A number of years ago, I was watching an interview with Ruth Simmons, current President of Brown University in Providence, on "60 Minutes." Ed Bradley was asking her about her childhood as daughter of a sharecropper in Texas, and then asked about her field of study at Harvard. "17th Century French Literature," she replied. "How does the daughter of a sharecropper in the rural, segregated South even know that there is such a thing as 17th Century French Literature?!?" "Because, Ed," she said smiling sweetly, "it all belongs to me!"
It all belongs to me.
Because I'm interested in it, passionate about it, love it -- it belongs to me. Even if there is no external reason for it -- nothing in my family history, nothing in what I was taught in school, nothing in my class, race, upbringing -- it still belongs to me.

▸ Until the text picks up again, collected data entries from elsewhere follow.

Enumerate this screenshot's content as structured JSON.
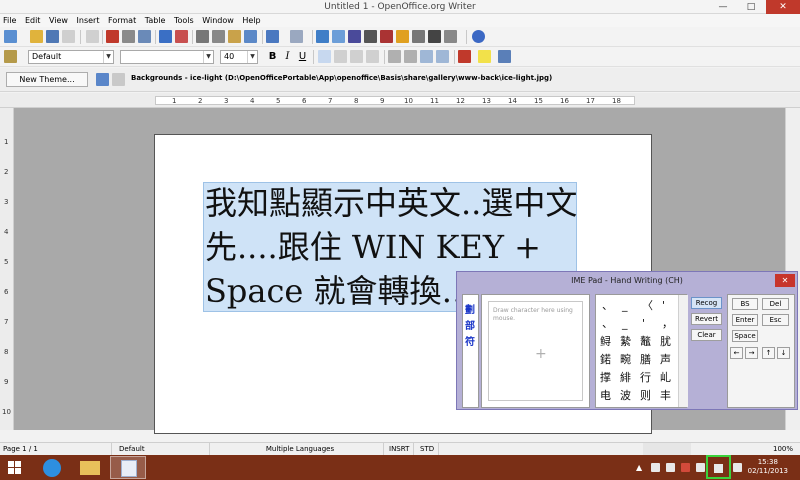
{
  "window": {
    "title": "Untitled 1 - OpenOffice.org Writer",
    "minimize": "—",
    "maximize": "□",
    "close": "✕"
  },
  "menu": [
    "File",
    "Edit",
    "View",
    "Insert",
    "Format",
    "Table",
    "Tools",
    "Window",
    "Help"
  ],
  "format_toolbar": {
    "style": "Default",
    "font": "",
    "size": "40",
    "bold": "B",
    "italic": "I",
    "underline": "U"
  },
  "gallery": {
    "new_theme": "New Theme...",
    "path": "Backgrounds - ice-light (D:\\OpenOfficePortable\\App\\openoffice\\Basis\\share\\gallery\\www-back\\ice-light.jpg)"
  },
  "ruler": {
    "numbers": [
      "1",
      "2",
      "3",
      "4",
      "5",
      "6",
      "7",
      "8",
      "9",
      "10",
      "11",
      "12",
      "13",
      "14",
      "15",
      "16",
      "17",
      "18"
    ]
  },
  "vruler": {
    "numbers": [
      "1",
      "2",
      "3",
      "4",
      "5",
      "6",
      "7",
      "8",
      "9",
      "10"
    ]
  },
  "document": {
    "lines": [
      "我知點顯示中英文..選中文",
      "先....跟住 WIN KEY +",
      "Space 就會轉換…"
    ]
  },
  "ime_pad": {
    "title": "IME Pad - Hand Writing (CH)",
    "close": "✕",
    "side_tabs": [
      "劃",
      "部",
      "符"
    ],
    "draw_hint": "Draw character here using mouse.",
    "plus": "+",
    "candidates": [
      "、",
      "_",
      "〈",
      "'",
      "、",
      "_",
      "'",
      "，",
      "鲟",
      "縶",
      "鼇",
      "肬",
      "鍩",
      "畹",
      "膳",
      "声",
      "撑",
      "緋",
      "行",
      "乢",
      "电",
      "波",
      "则",
      "丰"
    ],
    "buttons": {
      "recog": "Recog",
      "revert": "Revert",
      "clear": "Clear",
      "bs": "BS",
      "del": "Del",
      "enter": "Enter",
      "esc": "Esc",
      "space": "Space",
      "left": "←",
      "right": "→",
      "up": "↑",
      "down": "↓"
    }
  },
  "statusbar": {
    "page": "Page 1 / 1",
    "style": "Default",
    "language": "Multiple Languages",
    "mode": "INSRT",
    "selection": "STD",
    "zoom": "100%"
  },
  "taskbar": {
    "time": "15:38",
    "date": "02/11/2013"
  },
  "colors": {
    "taskbar": "#7a2f16",
    "selection": "#cfe3f7",
    "ime_frame": "#b5b0d6",
    "close_red": "#c0392b",
    "highlight_green": "#3bd23b"
  }
}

Why do I have a specific love of Brazilian Music? I've never been to Brazil. Growing up I didn't know any Brazilians (not many to know in suburban Boston). Why am I so passionate about Classical Music and French cooking? Why am I making a career as a portrait artist? My parents weren't particularly interested in any of it -- so why? I grew up in a working class family 20 miles south of Boston. My dad was a machinist and my mom was a homemaker. My dad liked music so I was exposed to a bit of classical music as a child. There were no artists in my family, in fact I would often look at my family (cousins, aunts, uncles etc.) and think, "There is no one I can point to and say, 'I'm like them.'"
So here I am, a working portrait artist, a great lover of all kinds of music, a sometime choral singer, a "foodie," a junky for culture, an urban internationalist and Europhile. Why? Because it all belongs to me.